New video exhibit at JSMA offers a different look into slavery

An image from the exhibit 'Passange'

“Passage,” a three-channel video installation by South African artist Mohau Modisakeng, is on view at the Jordan Schnitzer Museum of Art through early August.

Originally presented at the 2017 Venice Biennale, “Passage” offers a meditation on slavery’s dismemberment of African identity and its enduring erasure of personal histories. Modisakeng will present an artist talk Friday, May 24, at 5:30 p.m.

The Hartz FUNd for Contemporary Art and UO Division of Equity and Inclusion are sponsoring his visit. The exhibit will be on display through Aug. 9.
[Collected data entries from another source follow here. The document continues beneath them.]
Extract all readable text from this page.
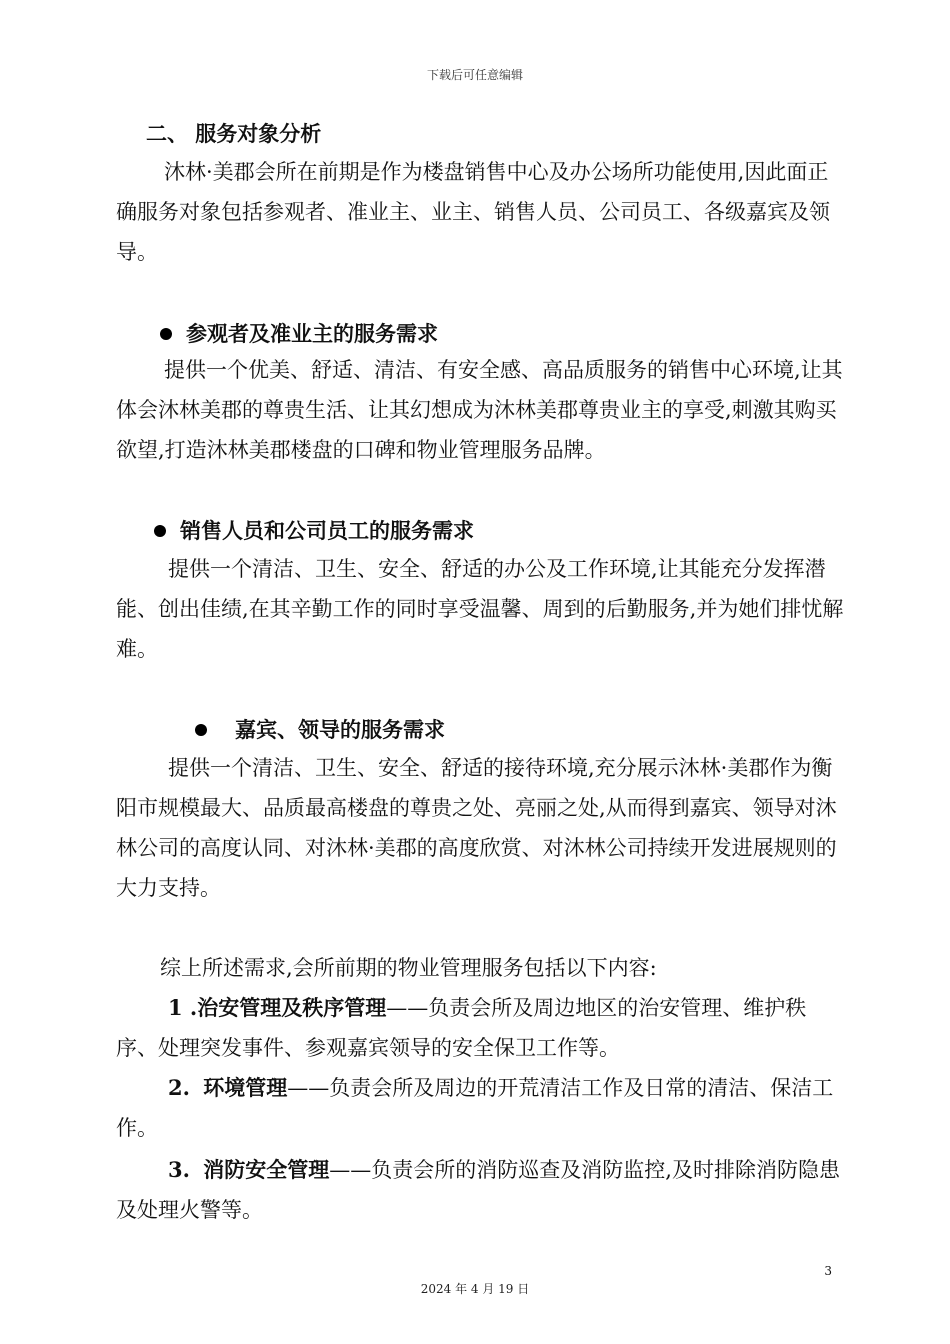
下载后可任意编辑
二、 服务对象分析
沐林·美郡会所在前期是作为楼盘销售中心及办公场所功能使用,因此面正确服务对象包括参观者、准业主、业主、销售人员、公司员工、各级嘉宾及领导。
参观者及准业主的服务需求
提供一个优美、舒适、清洁、有安全感、高品质服务的销售中心环境,让其体会沐林美郡的尊贵生活、让其幻想成为沐林美郡尊贵业主的享受,刺激其购买欲望,打造沐林美郡楼盘的口碑和物业管理服务品牌。
销售人员和公司员工的服务需求
提供一个清洁、卫生、安全、舒适的办公及工作环境,让其能充分发挥潜能、创出佳绩,在其辛勤工作的同时享受温馨、周到的后勤服务,并为她们排忧解难。
嘉宾、领导的服务需求
提供一个清洁、卫生、安全、舒适的接待环境,充分展示沐林·美郡作为衡阳市规模最大、品质最高楼盘的尊贵之处、亮丽之处,从而得到嘉宾、领导对沐林公司的高度认同、对沐林·美郡的高度欣赏、对沐林公司持续开发进展规则的大力支持。
综上所述需求,会所前期的物业管理服务包括以下内容:
1 .治安管理及秩序管理——负责会所及周边地区的治安管理、维护秩序、处理突发事件、参观嘉宾领导的安全保卫工作等。
2. 环境管理——负责会所及周边的开荒清洁工作及日常的清洁、保洁工作。
3. 消防安全管理——负责会所的消防巡查及消防监控,及时排除消防隐患及处理火警等。
3
2024 年 4 月 19 日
South African artist Mohau ModisakengIn each of the artwork’s three projections, viewers are confronted with a character: a woman with a hawk perched on her arm, a young man in a Trilby hat and a woman wrapped in a Basotho blanket. The arched shape of the boat frames each passenger with their heads pointed toward the prow; each travels with a single possession.

As the passengers lie motionless on their backs looking up at the sky, they perform a series of actions that move between gestures of struggle and resignation. A pool of water slowly forms beneath their bodies. The rising water gradually floods the well of the boat, eventually leaving the passengers submerged while the boat slowly sinks and eventually disappears.

In Setswana, the experience of life is referred to as a “passage.” The Setswana word for life, botshelo, means “to cross over,” and people are bafeti (voyagers), a recognition that the experience of life is transient: It has a beginning and an end, as with any voyage.

Jill Hartz, the museum’s executive director, and Richard Herskowitz, its curator of media arts, saw “Passage” at the 2017 Venice Biennale. They liked it so much, they stayed and watched it several times. 

“We were thrilled to be able to acquire the work thanks to the Hartz FUNd for Contemporary Art,” Hartz said. “This is one of the most powerful and yet beautiful works we have seen. As contemporary curators, we’ve seen a lot of work that addresses slavery, much of that focused on its impact on American history and culture, but Modisakeng takes us back to Africa and the impact on African identities.” 

 Modisakeng says his “work doesn’t start off with an attempt to portray violence, but it becomes mesmerizing because although we might recognize history as our past, the body is indifferent to social changes, so it remembers.

 Modisakeng was born in Soweto in 1986 and lives and works between Johannesburg and Cape Town. His work ranges from media installations to photography to performance and engages race, the militarization of society and the deep divides of post-apartheid South Africa and the post-colonial continent.

He was awarded the Sasol New Signatures Award for 2011 and has shown his work in New York, London and New Cape Town, among many international locations. His works range from video installation to photography to performance.